Fast forward 10 years and in the midst of an education day with surgical residents, the issue of the supervision of residents during surgery came up. To my great unease, it became apparent that surgical residents have been left without any direct supervision by senior physicians while operating on patients. The unnerving part of it is that the patients consented to being operated on by residents who were being supervised by an experienced surgeon. As the discussion carried on, some confessed to supervising numerous surgeries – as many as four – at the same time. This is all allowable, in part, because patients “consent” to it. The patients consented to it, I proposed, because what they imagine as supervision was different than what actually happens.
In common conversation, we use “truthfulness,” “honesty,” “not lying” and “truth” as synonyms. The assumption we make with each one implies the other.
Our common sense of honesty suggests that by telling the truth, I’m being honest and not lying. But the definitions are a little finer than that. Truth is just that – the statement is true and if it is a factual statement, it can be verified. But one could, tell no lies and yet deceive another by leaving certain details out.

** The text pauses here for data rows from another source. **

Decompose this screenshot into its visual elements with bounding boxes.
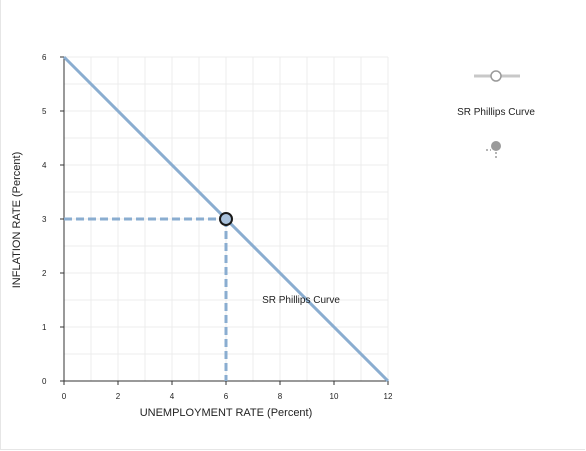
x-axis-title: UNEMPLOYMENT RATE (Percent) <box>140 407 313 419</box>
x-tick-label: 0 <box>62 392 67 401</box>
points[interactable] <box>219 212 233 226</box>
y-tick-label: 3 <box>42 215 47 224</box>
legend-circle-icon <box>490 70 502 82</box>
y-axis-title: INFLATION RATE (Percent) <box>11 152 23 289</box>
y-tick-label: 0 <box>42 377 47 386</box>
legend-entry-point-tool[interactable] <box>486 141 501 158</box>
legend-entry-sr-phillips-curve[interactable]: SR Phillips Curve <box>457 70 535 118</box>
x-tick-label: 6 <box>224 392 229 401</box>
y-tick-label: 2 <box>42 269 47 278</box>
x-tick-labels: 0 2 4 6 8 10 12 <box>62 392 393 401</box>
x-tick-label: 10 <box>330 392 339 401</box>
curve-label: SR Phillips Curve <box>262 295 340 306</box>
y-tick-label: 4 <box>42 161 47 170</box>
y-tick-label: 5 <box>42 107 47 116</box>
x-tick-label: 4 <box>170 392 175 401</box>
y-tick-label: 6 <box>42 53 47 62</box>
y-tick-labels: 0 1 2 3 4 5 6 <box>42 53 47 386</box>
x-tick-label: 8 <box>278 392 283 401</box>
y-tick-label: 1 <box>42 323 47 332</box>
point-marker-icon <box>491 141 501 151</box>
x-tick-label: 12 <box>384 392 393 401</box>
legend-label-sr-phillips-curve: SR Phillips Curve <box>457 107 535 118</box>
equilibrium-point[interactable] <box>219 212 233 226</box>
legend[interactable]: SR Phillips Curve <box>457 70 535 158</box>
guide-lines <box>64 217 228 381</box>
x-tick-label: 2 <box>116 392 121 401</box>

When we use the term “honesty” in medical ethics, we speak of sharing the true impressions we have about a patient’s case, but more than that, we speak of the complete impressions we have about that patient’s case. To omit some relevant fact or opinion which is owed to the patient is not technically lying – since everything said is true – but it is deception, which is trying to create a false impression in the patient’s mind, and that is dishonest and unethical.
Maybe some of you reading this in waiting rooms around Canada are waiting for your own surgery. Ponder this: if the physician tells you that a resident will perform your surgery under his or her supervision, what do you imagine? You’re probably thinking of a hovering senior surgeon watching over a slightly nervous resident, correcting every move and coaching the resident throughout the procedure. The reality is that the supervising physician may be moving between multiple operating theatres at the same time, leaving your surgery for prolonged periods of time. Is that what you imagined? Probably not.

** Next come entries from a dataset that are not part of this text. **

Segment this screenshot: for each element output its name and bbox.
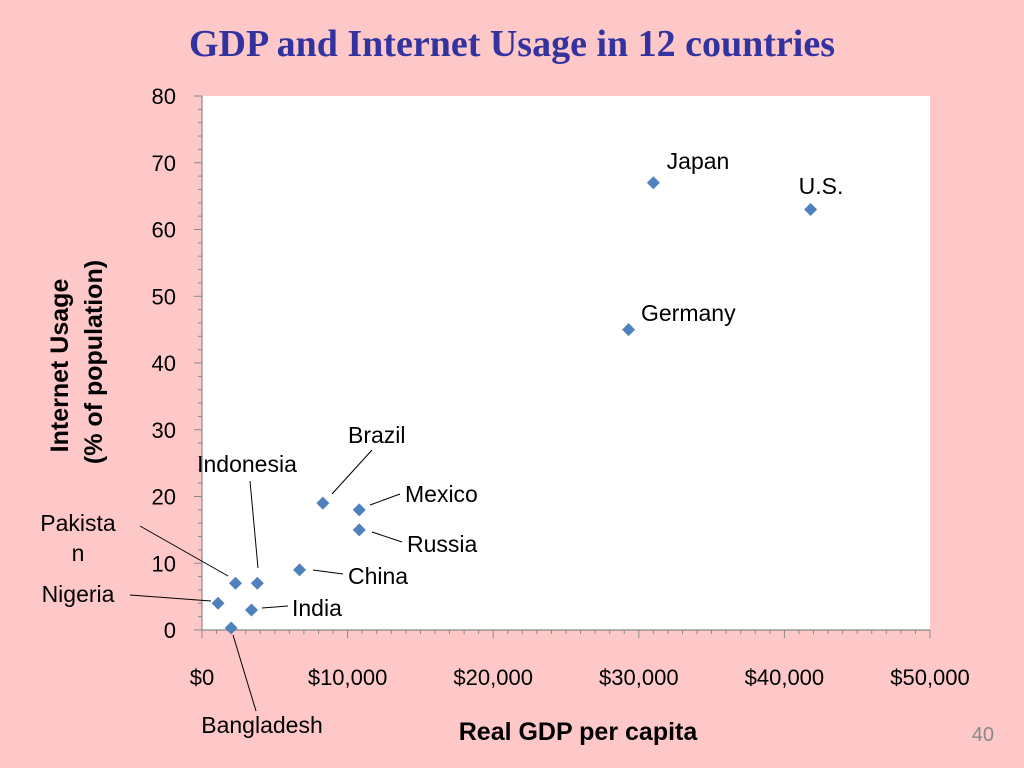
label-leader-lines [129, 449, 403, 712]
leader-line [261, 605, 289, 609]
data-point-pakistan [228, 576, 242, 590]
data-point-mexico [352, 503, 366, 517]
data-point-china [293, 563, 307, 577]
y-tick-label: 80 [152, 84, 176, 109]
y-tick-label: 30 [152, 418, 176, 443]
point-label: Russia [407, 531, 478, 557]
x-axis-ticks: $0 $10,000 $20,000 $30,000 $40,000 $50,000 [190, 630, 970, 690]
y-axis-title: Internet Usage (% of population) [46, 260, 108, 464]
y-tick-label: 70 [152, 151, 176, 176]
data-points [211, 176, 818, 635]
point-label: Germany [641, 300, 736, 326]
y-axis-ticks: 0 10 20 30 40 50 60 70 80 [152, 84, 202, 643]
leader-line [369, 493, 401, 506]
leader-line [371, 531, 403, 543]
data-point-brazil [316, 496, 330, 510]
point-label: Pakista n [40, 510, 116, 566]
point-label: Brazil [348, 422, 406, 448]
x-axis-title: Real GDP per capita [459, 718, 699, 746]
point-label: Japan [667, 148, 730, 174]
y-axis-title-line-2: (% of population) [80, 260, 108, 464]
leader-line [312, 569, 344, 575]
x-tick-label: $0 [190, 665, 214, 690]
x-tick-label: $40,000 [745, 665, 825, 690]
plot-area [202, 96, 930, 630]
y-tick-label: 10 [152, 551, 176, 576]
point-label: Bangladesh [201, 712, 323, 738]
point-label: U.S. [799, 173, 844, 199]
point-label: Mexico [405, 481, 478, 507]
leader-line [232, 634, 257, 712]
leader-line [139, 525, 229, 577]
data-point-germany [622, 323, 636, 337]
leader-line [249, 480, 259, 569]
x-tick-label: $10,000 [308, 665, 388, 690]
point-label: Indonesia [197, 451, 297, 477]
page-number: 40 [971, 724, 994, 746]
y-tick-label: 40 [152, 351, 176, 376]
point-labels: JapanU.S.GermanyBrazilMexicoRussiaChinaI… [40, 148, 843, 738]
data-point-nigeria [211, 596, 225, 610]
y-axis-title-line-1: Internet Usage [46, 279, 74, 453]
y-tick-label: 20 [152, 485, 176, 510]
point-label: China [348, 563, 408, 589]
data-point-bangladesh [224, 621, 238, 635]
y-tick-label: 0 [164, 618, 176, 643]
x-tick-label: $30,000 [599, 665, 679, 690]
data-point-u-s [804, 202, 818, 216]
data-point-indonesia [250, 576, 264, 590]
slide-title: GDP and Internet Usage in 12 countries [189, 23, 835, 65]
x-tick-label: $50,000 [890, 665, 970, 690]
data-point-russia [352, 523, 366, 537]
y-tick-label: 50 [152, 284, 176, 309]
point-label: India [292, 595, 342, 621]
data-point-india [245, 603, 259, 617]
leader-line [129, 594, 212, 602]
leader-line [331, 449, 373, 495]
x-tick-label: $20,000 [453, 665, 533, 690]
data-point-japan [646, 176, 660, 190]
point-label: Nigeria [42, 581, 115, 607]
y-tick-label: 60 [152, 218, 176, 243]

I would suggest that you ask the physician what “supervising” means, and how much in-person guidance will actually be offered. Even surgeons are sometimes vague about describing what “supervision” meant, they can’t lie to you in answering your questions – so ask. Don’t assume that just because your surgeon is a caring, skilled professional with a good reputation doesn’t mean that he or she isn’t going to take calculated risks with your health to manage his or her patient load.

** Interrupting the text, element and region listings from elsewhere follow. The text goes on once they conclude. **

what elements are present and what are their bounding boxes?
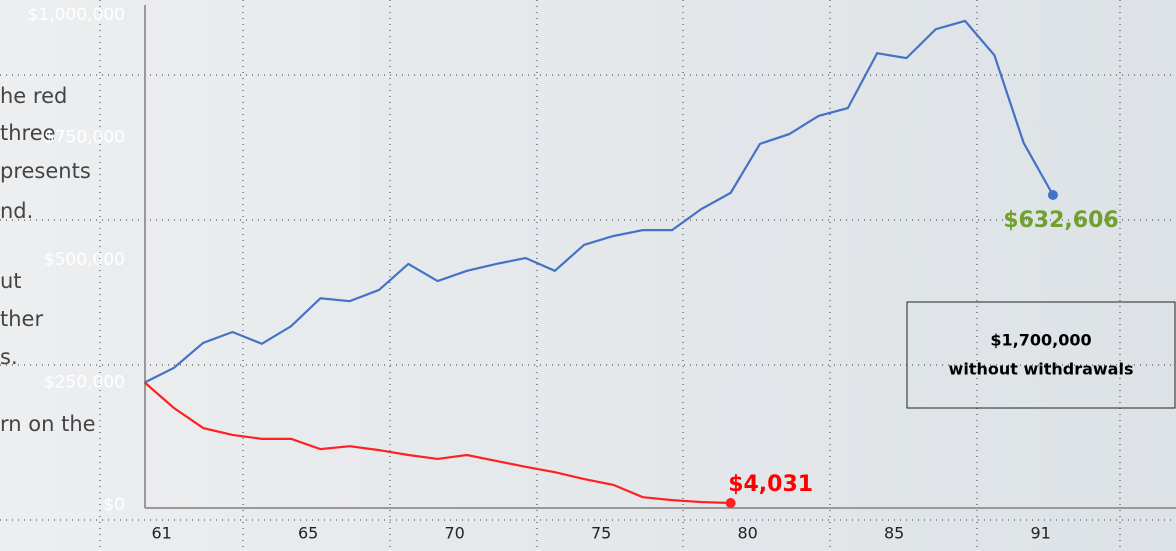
x-tick-label: 91: [1030, 524, 1050, 543]
end-point: [725, 498, 736, 509]
y-tick-label: $500,000: [44, 250, 125, 270]
left-text: three: [0, 121, 56, 145]
end-point: [1047, 190, 1058, 201]
left-text: ut: [0, 269, 22, 293]
y-tick-label: $250,000: [44, 373, 125, 393]
y-tick-label: $0: [103, 495, 125, 515]
note-text: $1,700,000: [990, 331, 1091, 350]
x-tick-label: 65: [298, 524, 318, 543]
left-text: ther: [0, 307, 43, 331]
x-tick-label: 75: [591, 524, 611, 543]
x-tick-label: 85: [884, 524, 904, 543]
y-tick-label: $750,000: [44, 128, 125, 148]
left-text: presents: [0, 159, 91, 183]
x-tick-label: 61: [151, 524, 171, 543]
left-text: s.: [0, 345, 18, 369]
note-text: without withdrawals: [949, 360, 1134, 379]
left-text: nd.: [0, 199, 33, 223]
line: [143, 381, 731, 505]
y-tick-label: $1,000,000: [28, 5, 125, 25]
end-label: $632,606: [1003, 208, 1119, 233]
end-label: $4,031: [728, 472, 813, 497]
line: [144, 19, 1054, 384]
left-text: he red: [0, 84, 67, 108]
left-text: rn on the: [0, 412, 96, 436]
note-box: [906, 301, 1176, 409]
x-tick-label: 80: [737, 524, 757, 543]
x-tick-label: 70: [444, 524, 464, 543]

I’m sure someone will email me to say that things are not as bad as all this, but consider this: at one Ontario hospital which I was visiting in the past year, I was reassured that they had recently passed a rule that supervising physicians had to be on hospital grounds while their residents were operating. I can imagine that being supervised from another part of town, the country, or the world, is definitely not what patients have in mind when they are told “supervision.”